Du coin de l’oeil, elle cherche le manque, la faute, l’étincelle qui va allumer la colère de son dieu et transformer la soirée en enfer… Rien, elle ne trouve rien… Désespérément son regard coule sur toutes les surfaces de cette cuisine qu’ils ont choisie ensemble il y a de longs mois, qu’elle avait trouvée belle puisqu’elle plaisait à son fiancé. Sans même réfléchir, elle s’était rangée à ses arguments raisonnables. Elle buvait ses paroles, admirait son intelligence. Cette cuisine n’était pas chère, on pouvait se permettre quelques armoires en plus ; le blanc va avec tout et sera toujours à la mode, même dans vingt ans. Et au milieu de ces armoires, elle avait imaginé une éternité de bonheur lumineux. Maintenant, elle est l’esclave servile et acharnée de toutes ces portes blanches laquées. Chaque jour, la jeune femme essaie de les apprivoiser ; chaque jour, elles se rebellent, elles s’ingénient à attirer les taches, résistent traîtreusement à ses coups de torchons en se couvrant de traces dès qu’elle a le dos tourné. Elle n’a jamais réussi à domestiquer cette cuisine laquée, un échec de plus à porter à son compte.

Ses regards furtifs ne trouvent rien ; tout est rangé, immaculé ; la table est mise, le repas prêt.

Pourtant, il y a sûrement quelque chose… Elle a oublié un détail quelque part dans cette immensité lumineuse qui la glace. Sur ses épaules, elle sent peser le regard noir et lourd de son mari qui attend patiemment, qui lui laisse une chance de s’amender. Déjà, elle sait qu’elle échouera, comme d’habitude, et qu’il devra pointer, du geste et de la voix, son péché évident. Mais elle s’acharne ; elle retourne son cerveau paniqué dans tous les sens. Nerveusement, elle égoutte les pommes de terre, manque de lâcher la casserole qu’elle récupère de justesse et se brûle le poignet à la vapeur.

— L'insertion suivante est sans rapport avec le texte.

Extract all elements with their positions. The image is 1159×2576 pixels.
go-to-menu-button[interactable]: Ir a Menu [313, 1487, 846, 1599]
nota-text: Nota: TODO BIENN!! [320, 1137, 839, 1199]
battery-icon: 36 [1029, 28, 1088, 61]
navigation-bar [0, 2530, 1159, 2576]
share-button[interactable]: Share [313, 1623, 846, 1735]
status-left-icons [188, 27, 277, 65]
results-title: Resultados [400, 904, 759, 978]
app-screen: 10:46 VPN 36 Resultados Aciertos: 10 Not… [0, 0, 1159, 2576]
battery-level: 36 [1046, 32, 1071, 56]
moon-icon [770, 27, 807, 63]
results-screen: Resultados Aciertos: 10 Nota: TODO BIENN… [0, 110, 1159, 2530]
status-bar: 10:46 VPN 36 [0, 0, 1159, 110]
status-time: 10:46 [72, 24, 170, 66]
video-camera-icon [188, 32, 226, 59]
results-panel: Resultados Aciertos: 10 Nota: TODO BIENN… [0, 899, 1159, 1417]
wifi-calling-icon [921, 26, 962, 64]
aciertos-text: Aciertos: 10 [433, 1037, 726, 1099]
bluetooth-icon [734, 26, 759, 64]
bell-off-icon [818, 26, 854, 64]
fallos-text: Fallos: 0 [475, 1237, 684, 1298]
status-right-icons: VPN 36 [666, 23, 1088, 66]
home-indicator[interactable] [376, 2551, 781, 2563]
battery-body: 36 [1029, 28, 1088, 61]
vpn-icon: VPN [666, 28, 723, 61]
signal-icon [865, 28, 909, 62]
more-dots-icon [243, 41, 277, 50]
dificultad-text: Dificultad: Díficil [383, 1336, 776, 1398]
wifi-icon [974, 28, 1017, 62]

Enfin, il s’avance dans la pièce, s’attable. Elle essaie de se rassurer : il lui donne une chance de récupérer la situation. Tout n’est pas perdu, il faut simplement qu’elle soit parfaite pour effacer la petite tache qu’il a relevée.

Il a posé les mains de chaque côté de son couvert. Du plus loin qu’elle peut, elle lui sert son repas. Elle contrôle les aliments au fur et à mesure qu’elle les dépose dans son assiette. Tout paraît bien. Il ne réagit pas, c’est bon signe. Elle n’ose le regarder.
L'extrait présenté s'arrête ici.